Module3 Introduction to Chromatography

Introduction

Two people wearing cleanroom suits work on a stainless steel piece of equipment that is about 6 feet wide, tall, and deep.

Operators preparing a programmable chromatography skid with packed column for Sterilization-In-Place prior to virus purification run. Photographer : Randy Monceaux - 12/2008 (c) Sanofi Pasteur - Full rights issue and unlimited usage

As you’ve already learned, we can engineer cells to make many things: therapeutic proteins like insulin, enzymes that help clothes get cleaner in cold water, antivenom antibodies, and more. Once the engineered cells make the protein of interest (POI), though, we still have to purify it away from all the other cellular components - and that usually involves chromatography.

Chromatography is a technique that separates molecules from a mixture on the basis of how the molecules interact with a stationary phase (which does not move) and a mobile phase (which does move). A very simple chromatography experiment can be performed using coffee filter paper, a glass of water, and a black magic marker. If you draw a line on the filter paper with the black magic marker, and place one end of the filter paper in the water, water will soak up the filter. When it hits the black ink, you will see the colors that make up the black separate out. This is because the various pigments that together make black have different affinities for the water (the mobile phase) and the filter paper (the stationary phase). In the experiment pictured below, the green pigment is more mobile than the reddish one.

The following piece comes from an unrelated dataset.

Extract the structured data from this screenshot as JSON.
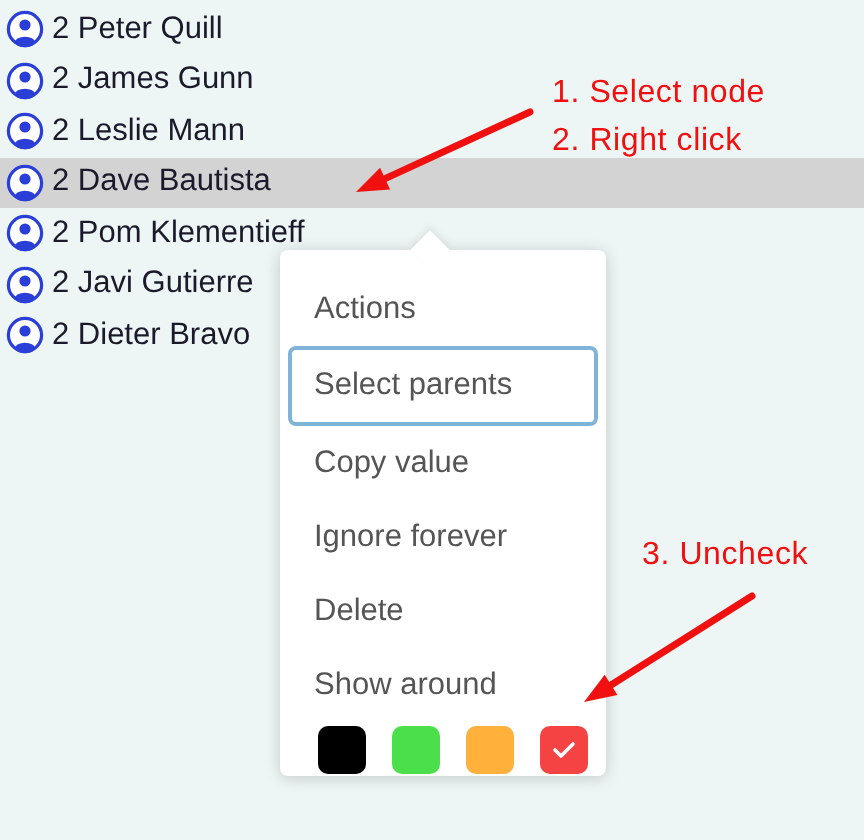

The first photo shows the experimental setup: a beaker with about half an inch of water, a black marker, and a piece of filter paper with a black line made by the marker. The second photo shows the start of the experiment: the marker laid across the top of the beaker, with the filter paper attached to the marker and the end of the filter paper hanging into the water in the beaker. The water is starting to wick up the filter paper toward the black line. The third photo shows that, once the water has wicked up another inch or so, the black ink has separated into green pigment, which has moved up the paper quickly, and a reddish pigment, which has traveled more slowly.
Paper chromatography of black marker ink.

The tools you will use to purify a POI in this course are more sophisticated than filter paper and water, but the general principle of chromatography is the same: separation of molecules using a stationary and mobile phase.  In this module, you’ll learn about three commonly used variants of column chromatography, and perform a separation using size exclusion. In the final project for the course, you’ll use affinity chromatography to purify the BglA enzyme from the cells you transformed in BTEC 1100.